It’s been a big year. Not a cute “busy” year. A proper, life-changing, emotions-in-bulk year.
Four headline events:
- I started my new job in June.
- I finished my Career Development Graduate Certificate.
- We lost Takkun.
- We adopted our new little boy, Nacho — adorable, innocent, and absolutely up to something whenever it gets quiet.
1) The new job (June) — boundaries, systems, and actual professionals
Starting my new job in June genuinely changed things for me. Not just the role — the whole feeling of my working life.
For a start: the people. They’re professionals. I trust them. They’re competent, reasonable, and not playing weird power games. I even met them in person and, shocker, they were just as nice in real life. No jump scares. No “oh, you’re different off Teams”. Just… nice humans doing their jobs.
Also, my brain loves that the job has boundaries and systems. I know some people hear “process” and start itching, but for me it’s soothing. A system is basically a weighted blanket for the nervous system. Things go where they belong. Expectations are clearer. Decisions get made properly. My mind is quieter.
But what I love most is the possibility. I can see what my career can become from here. I feel like I’m part of something that matters. Something bigger than profit and productivity. At the end of the day, my organisation serves a purpose that a company digging things out of the ground just… can’t compete with. No offence to rocks. But you get it.
What I learnt: the right environment doesn’t just change your work — it changes your whole nervous system.
2) Finishing the Career Development Graduate Certificate — apparently, I can do hard things
I finished my Career Development Graduate Certificate, which is a polite way of saying I spent a chunk of my year doing assignments instead of living my best life. Worth it though.
What I learnt: motivation is unreliable; routines aren’t.
Progress is mostly repetition, not inspiration. It’s doing the next small task, over and over, until suddenly it’s done and you’re like, “Wait. I did it?”
Also, it reinforced something I keep forgetting: I’m allowed to build a future without having it perfectly mapped out.
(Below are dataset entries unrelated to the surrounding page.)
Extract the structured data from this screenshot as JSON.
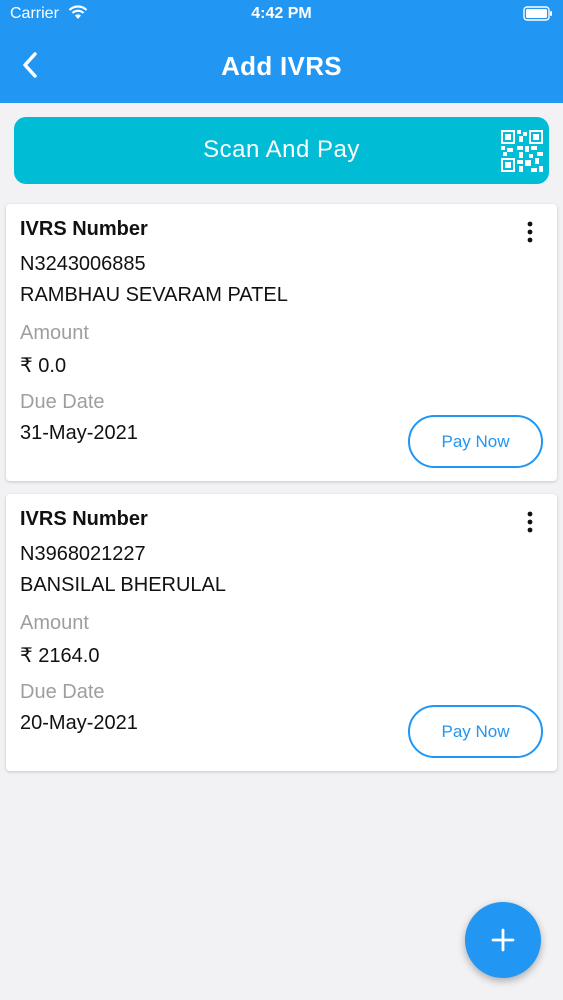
{
  "status_bar": {
    "carrier": "Carrier",
    "time": "4:42 PM"
  },
  "header": {
    "title": "Add IVRS",
    "back_icon": "chevron-left-icon"
  },
  "scan_button": {
    "label": "Scan And Pay",
    "icon": "qr-code-icon"
  },
  "cards": [
    {
      "ivrs_label": "IVRS Number",
      "ivrs_number": "N3243006885",
      "name": "RAMBHAU SEVARAM PATEL",
      "amount_label": "Amount",
      "amount": "₹ 0.0",
      "due_label": "Due Date",
      "due_date": "31-May-2021",
      "pay_label": "Pay Now"
    },
    {
      "ivrs_label": "IVRS Number",
      "ivrs_number": "N3968021227",
      "name": "BANSILAL BHERULAL",
      "amount_label": "Amount",
      "amount": "₹ 2164.0",
      "due_label": "Due Date",
      "due_date": "20-May-2021",
      "pay_label": "Pay Now"
    }
  ],
  "fab": {
    "icon": "plus-icon"
  },
  "colors": {
    "primary": "#2196f3",
    "scan": "#00bcd4",
    "muted": "#9e9e9e",
    "background": "#f2f2f4"
  }
}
3) Losing Takkun — the part that doesn’t tie up neatly
We lost Takkun, and it was brutal. Pets aren’t “just pets”. They’re daily structure, comfort, and a presence that quietly holds you together.
What I learnt: grief doesn’t care about timing or productivity.
It turns up whenever it wants. It doesn’t resolve. It reshapes. And sometimes you’re fine until you’re suddenly not. Rude, but normal.
4) Nacho — tiny joy, big chaos, face of an angel
Then Nacho arrived: adorable, innocent, and suspiciously sweet.
He hasn’t replaced Takkun. Nothing could. But he’s brought life back into the house in a new way. It’s hard to stay emotionally frozen when a small creature is purring at you like you’re the best thing that’s ever happened, then sprinting down the hallway because he’s possessed by the spirit of chaos.
What I learnt: letting something new in isn’t betrayal.
It’s life continuing. And sometimes continuing has whiskers.
5) The cat social politics (aka: attachment theory, but with hissing)
I’m cautiously optimistic that Nacho will eventually win Burrito over. Right now we’re in the “hiss first, think later” phase, but honestly, I’d settle for them simply co-existing without anyone acting like the other one committed a crime.
The funny part is Nacho is exactly what Burrito wanted from Takkun. Burrito isn’t a hugger. She’s not here for constant affection. She’s more of a “we can sit near each other and that’s intimacy” kind of girl. But she clearly wanted a friend — on her terms — and Takkun wasn’t that guy.
Enter Nacho: the lap cat. The social climber. The enthusiastic golden retriever trapped in a cat body. He wants closeness, he wants approval, he wants Burrito to be his best friend immediately.
Which is… a lot.
And the parallels are genuinely fascinating. Same household, same humans, totally different personalities and needs. It’s like watching a little social experiment where everyone is doing their best with the wiring they were born with. .
My goal for next year is simple: fewer hisses, more peaceful co-existence, and ideally a day where Burrito decides Nacho is “acceptable” and he stops treating her like the sun.
So what did I actually learn this year?
- The right workplace can stabilise you more than any “self-care routine” ever could.
- Boundaries and systems aren’t boring — they’re calming.
- Trust is built when people are consistently professional, not just “nice”.
- Purpose matters. A lot.
- Grief is love with nowhere to go, and it changes shape over time.
- New love doesn’t cancel old love. It just joins the household.
- Cats who look innocent are usually guilty.
Next year: the plan (lol)
Next year I want more steadiness and less emotional whiplash. Keep building in the role, keep protecting my boundaries, keep learning, and keep making room for the bits of life that matter.
And if Nacho keeps acting this innocent, I’m going to start checking his paws for stolen items.